Atualmente, Rosana trabalha com formação continuada de professores na área de ciências humanas (anos iniciais e finais), tendo como temática: “BNCC e a diversidade étnicoracial”. “Desenvolvo na prática o que ensino, pois, também atuo na EJA, e diariamente trabalho com a desconstrução das relações sociais marcadas pelo racismo ao incluir na prática pedagógica a Educação das relações étnico-raciais e saberes e conhecimentos ligados a conteúdo da história e cultura afro-brasileiros, indígenas e africanos”, disse.

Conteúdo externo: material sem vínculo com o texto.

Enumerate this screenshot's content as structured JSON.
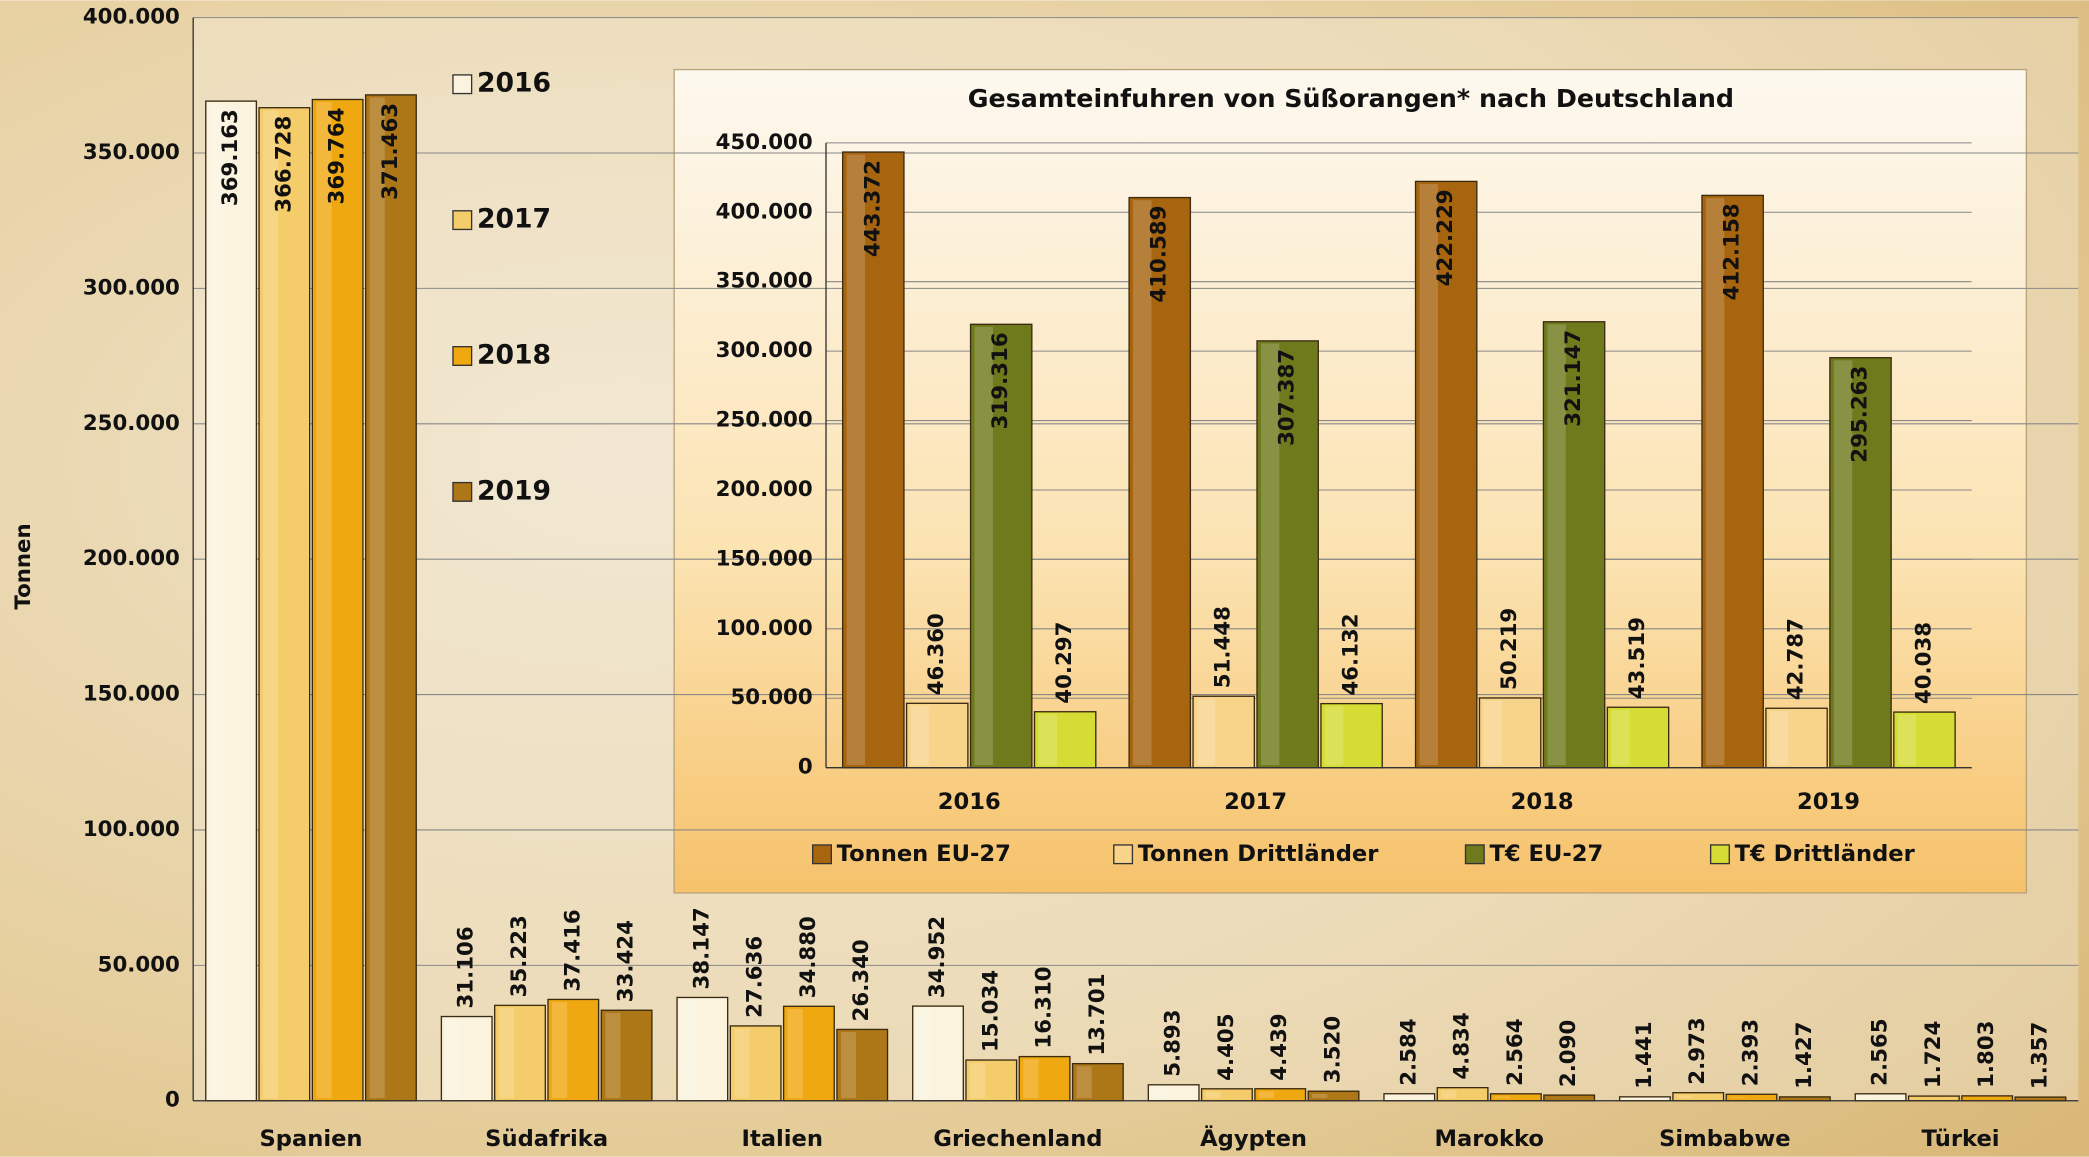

O objetivo dos cursos é preparar o professor para atuar com as diferentes etnias presentes nas escolas municipais. Os professores e coordenadores têm atuado na inclusão de alunos de diferentes nacionalidades. “Posso citar a inclusão de uma estudante haitiana que foi alfabetizada numa escola do município, ela era a tradutora do português para a sua mãe. Outra experiência, foi a participação do aluno boliviano no atendimento da escola em tempo integrado (ETA), enfim, são muitos as boas práticas em educação étnico-racial e a formação é essencial”, diz.

O livro “Educação Para as Relações Étnico-Raciais: Paradigmas e Desafios” contou com recursos da Lei Aldir Blanc por meio do edital Nascentes e foi distribuído em todos os estabelecimentos escolares (municipal e estadual) de Várzea Grande, às bibliotecas e universidades. O livro possui uma linguagem acessível, conceitos sobre o fenômeno do racismo, estratégias de práticas antirracistas para fazer parte do PPP e os caminhos que os municípios podem tomar para estabelecer políticas públicas e fortalecer o currículo escolar.